Zero Never Looked So Good

By Elle O’Casey

Union Arena is making progress toward becoming the nation’s first net-zero hockey rink.

This week, I sat down to talk with Harold Mayhew, a local architect who owns Bear Mountain Design AC, LTD in Barnard and the president of the Union Arena Board of Directors. Harold and the Union Arena the board are part of a team of local community leaders helping turn Union Arena into the first net zero hockey rink in North America. He and his team recently received a $109,000 sustainability incentive from Efficiency Vermont and a sustainability award from Sustainable Woodstock.

How did the idea for a net zero hockey rink in Woodstock begin?

I’ve always been interested in energy efficiency. The idea for the rink first began about half dozen years ago after I designed the first LEED certified ice rink in North America for a college in Maine. After LEED I set my sights on the next step in rink sustainability.

When we originally built Union Arena, it was one of most efficient year-round rinks in the state. But as time passed, the facility aged and equipment wasn’t functioning the way it once had. After completing the LEED rink in Maine, I had a vision of building a rink that had no net annual cost for electricity or fuel. I wanted to figure out a way to make the rink function without having annual bills for fuel and electricity, as these costs amount for a third of annual operations budget for the rink.

About five years ago, I spoke to a group of local rink supporters about creating a rink that was essentially self-sustaining. Union Arena had never taken any tax revenue or asked for any taxes to be put toward its maintenance. We didn’t want to be a tax burden in the community. The same goes for constructing a net zero facility. We want to be able to build this without asking for tax revenue.

I worked with the Union Arena Board of Directors to draft the initial idea to create a net zero rink. I volunteered to be the architect and donate all my time toward the design and construction of the rink, using what I learned over the years building rinks for increased energy efficiency.

Can you tell me a little more about the project timeline going forward?

Construction of the rink is split it into four phases.

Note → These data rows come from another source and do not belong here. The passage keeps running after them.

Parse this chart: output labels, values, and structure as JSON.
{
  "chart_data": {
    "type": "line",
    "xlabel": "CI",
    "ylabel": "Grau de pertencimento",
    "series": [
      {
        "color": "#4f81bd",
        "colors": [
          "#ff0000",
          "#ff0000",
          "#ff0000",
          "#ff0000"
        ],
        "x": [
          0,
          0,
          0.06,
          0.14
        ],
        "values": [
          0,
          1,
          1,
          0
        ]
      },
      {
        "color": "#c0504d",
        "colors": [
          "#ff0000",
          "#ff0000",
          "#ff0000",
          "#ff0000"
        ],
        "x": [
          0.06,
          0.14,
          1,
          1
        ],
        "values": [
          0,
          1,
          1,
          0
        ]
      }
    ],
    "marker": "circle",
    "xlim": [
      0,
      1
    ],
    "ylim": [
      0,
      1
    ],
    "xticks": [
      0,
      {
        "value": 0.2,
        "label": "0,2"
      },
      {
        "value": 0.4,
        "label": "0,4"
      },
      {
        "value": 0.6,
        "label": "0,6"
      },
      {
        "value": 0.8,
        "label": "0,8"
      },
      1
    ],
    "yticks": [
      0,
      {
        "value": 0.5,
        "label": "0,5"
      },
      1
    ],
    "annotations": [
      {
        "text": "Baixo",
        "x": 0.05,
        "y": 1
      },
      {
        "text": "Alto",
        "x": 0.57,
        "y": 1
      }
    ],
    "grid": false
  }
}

The reason for this is that it is be easier to break it into smaller chunks of work and fundraise for each phase. We completed the first phase and are already saving 30% on our electricity use. We’ll cut electricity use a lot more in the next three phases. We received funding from Efficiency Vermont and many donations from community members. We’ll be putting these funds toward the next phase of construction scheduled to start in 2018. This phase will be critical because it will focus on the fossil fuel side of the equation, reducing our fossil fuel consumption by well over 50%.

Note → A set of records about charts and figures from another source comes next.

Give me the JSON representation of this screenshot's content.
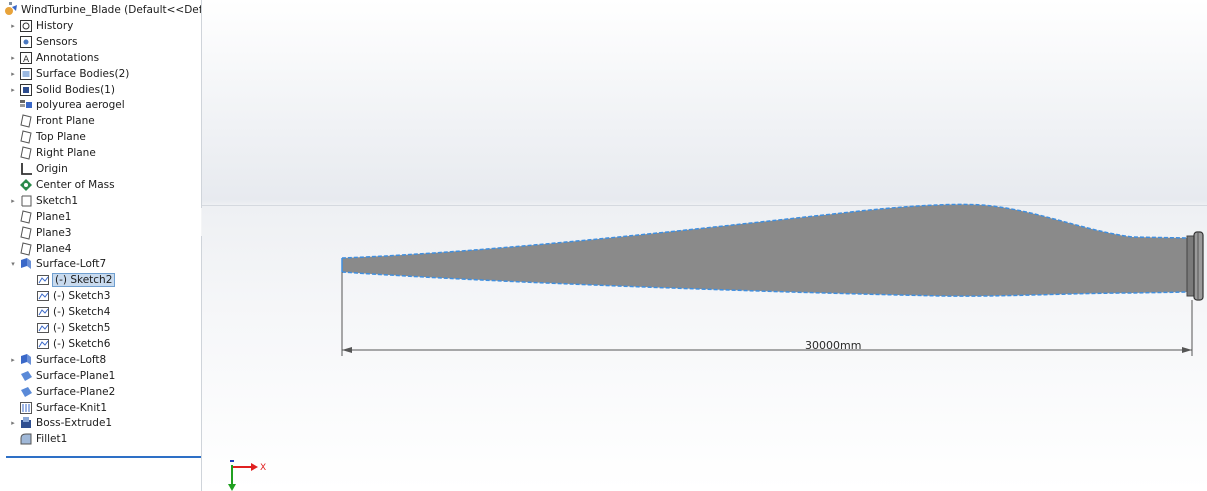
{
  "feature_tree": {
    "items": [
      {
        "label": "WindTurbine_Blade  (Default<<Defa",
        "icon": "part-icon",
        "expandable": false,
        "selected": false
      },
      {
        "label": "History",
        "icon": "history-icon",
        "expandable": true,
        "selected": false
      },
      {
        "label": "Sensors",
        "icon": "sensors-icon",
        "expandable": false,
        "selected": false
      },
      {
        "label": "Annotations",
        "icon": "annotations-icon",
        "expandable": true,
        "selected": false
      },
      {
        "label": "Surface Bodies(2)",
        "icon": "surface-bodies-icon",
        "expandable": true,
        "selected": false
      },
      {
        "label": "Solid Bodies(1)",
        "icon": "solid-bodies-icon",
        "expandable": true,
        "selected": false
      },
      {
        "label": "polyurea aerogel",
        "icon": "material-icon",
        "expandable": false,
        "selected": false
      },
      {
        "label": "Front Plane",
        "icon": "plane-icon",
        "expandable": false,
        "selected": false
      },
      {
        "label": "Top Plane",
        "icon": "plane-icon",
        "expandable": false,
        "selected": false
      },
      {
        "label": "Right Plane",
        "icon": "plane-icon",
        "expandable": false,
        "selected": false
      },
      {
        "label": "Origin",
        "icon": "origin-icon",
        "expandable": false,
        "selected": false
      },
      {
        "label": "Center of Mass",
        "icon": "center-of-mass-icon",
        "expandable": false,
        "selected": false
      },
      {
        "label": "Sketch1",
        "icon": "sketch-icon",
        "expandable": true,
        "selected": false
      },
      {
        "label": "Plane1",
        "icon": "plane-icon",
        "expandable": false,
        "selected": false
      },
      {
        "label": "Plane3",
        "icon": "plane-icon",
        "expandable": false,
        "selected": false
      },
      {
        "label": "Plane4",
        "icon": "plane-icon",
        "expandable": false,
        "selected": false
      },
      {
        "label": "Surface-Loft7",
        "icon": "surface-loft-icon",
        "expandable": true,
        "expanded": true,
        "selected": false
      },
      {
        "label": "(-) Sketch2",
        "icon": "sub-sketch-icon",
        "expandable": false,
        "selected": true,
        "child": true
      },
      {
        "label": "(-) Sketch3",
        "icon": "sub-sketch-icon",
        "expandable": false,
        "selected": false,
        "child": true
      },
      {
        "label": "(-) Sketch4",
        "icon": "sub-sketch-icon",
        "expandable": false,
        "selected": false,
        "child": true
      },
      {
        "label": "(-) Sketch5",
        "icon": "sub-sketch-icon",
        "expandable": false,
        "selected": false,
        "child": true
      },
      {
        "label": "(-) Sketch6",
        "icon": "sub-sketch-icon",
        "expandable": false,
        "selected": false,
        "child": true
      },
      {
        "label": "Surface-Loft8",
        "icon": "surface-loft-icon",
        "expandable": true,
        "selected": false
      },
      {
        "label": "Surface-Plane1",
        "icon": "surface-plane-icon",
        "expandable": false,
        "selected": false
      },
      {
        "label": "Surface-Plane2",
        "icon": "surface-plane-icon",
        "expandable": false,
        "selected": false
      },
      {
        "label": "Surface-Knit1",
        "icon": "surface-knit-icon",
        "expandable": false,
        "selected": false
      },
      {
        "label": "Boss-Extrude1",
        "icon": "boss-extrude-icon",
        "expandable": true,
        "selected": false
      },
      {
        "label": "Fillet1",
        "icon": "fillet-icon",
        "expandable": false,
        "selected": false
      }
    ]
  },
  "viewport": {
    "dimension_label": "30000mm",
    "triad": {
      "x_label": "X"
    }
  },
  "colors": {
    "blade_fill": "#8a8a8a",
    "sketch_edge": "#3f8fe0",
    "selection": "#c8daee",
    "axis_x": "#e02020",
    "axis_y": "#20a020"
  }
}
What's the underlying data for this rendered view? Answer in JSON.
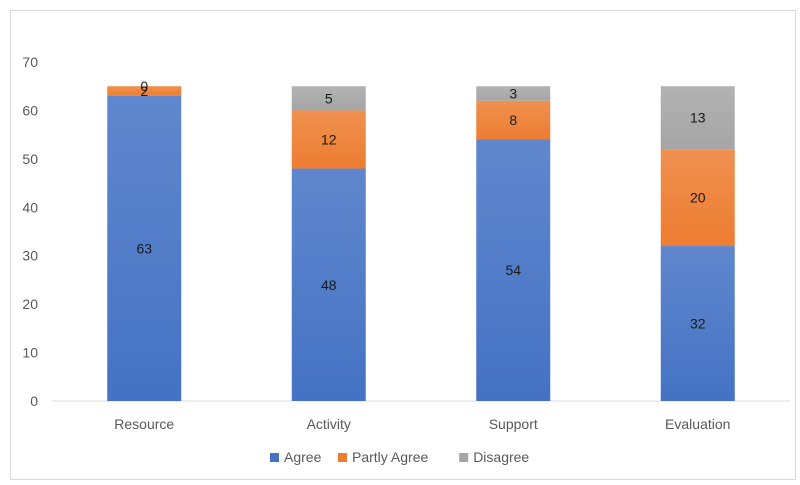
{
  "chart_data": {
    "type": "bar",
    "stacked": true,
    "categories": [
      "Resource",
      "Activity",
      "Support",
      "Evaluation"
    ],
    "series": [
      {
        "name": "Agree",
        "values": [
          63,
          48,
          54,
          32
        ],
        "color": "#4472c4"
      },
      {
        "name": "Partly Agree",
        "values": [
          2,
          12,
          8,
          20
        ],
        "color": "#ed7d31"
      },
      {
        "name": "Disagree",
        "values": [
          0,
          5,
          3,
          13
        ],
        "color": "#a5a5a5"
      }
    ],
    "ylim": [
      0,
      70
    ],
    "yticks": [
      0,
      10,
      20,
      30,
      40,
      50,
      60,
      70
    ],
    "legend_position": "bottom",
    "grid": false,
    "title": "",
    "xlabel": "",
    "ylabel": ""
  }
}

The final phases will include systems integration and renewable energy sources. Through the use of newly available computerized digital controls to comprehensively monitor the fuel systems and electrical refrigeration systems to optimize these systems creating greater efficiency.

The renewable energy source will most likely be solar PV. This installation would offset about a third of our electrical consumption, which is about equal to the amount already achieved in phase one. We wanted to target reductions in consumption prior to installing solar because it is important to reduce overall energy consumption and the carbon footprint.

How has the community been involved so far?

There has been tremendous support. Dozens and dozens of community members have donated to the project. The Union Arena board and staff are working to realize this dream of a net zero facility. The project is far bigger than just me. It absolutely could not have happened without such an incredible team and community committed to seeing this through.

How can people donate to this work?

The overall target for the next phase of work is $600,000. We have already raised approximately $400,000 and have another $200,000 to raise before the end of the year. The great thing about this project is that it has support from a wide swath of the community. We’ve received small and large donations from $10 to over $100,000. All are welcome and helpful. Everything counts and every little penny helps us get closer to realizing our goal. If someone would like to donate, all they need to do is send a check to Union Arena made out to the Union Arena Sustainability Campaign.

I would like to thank all those who have already donated and thank the great team working on this project together.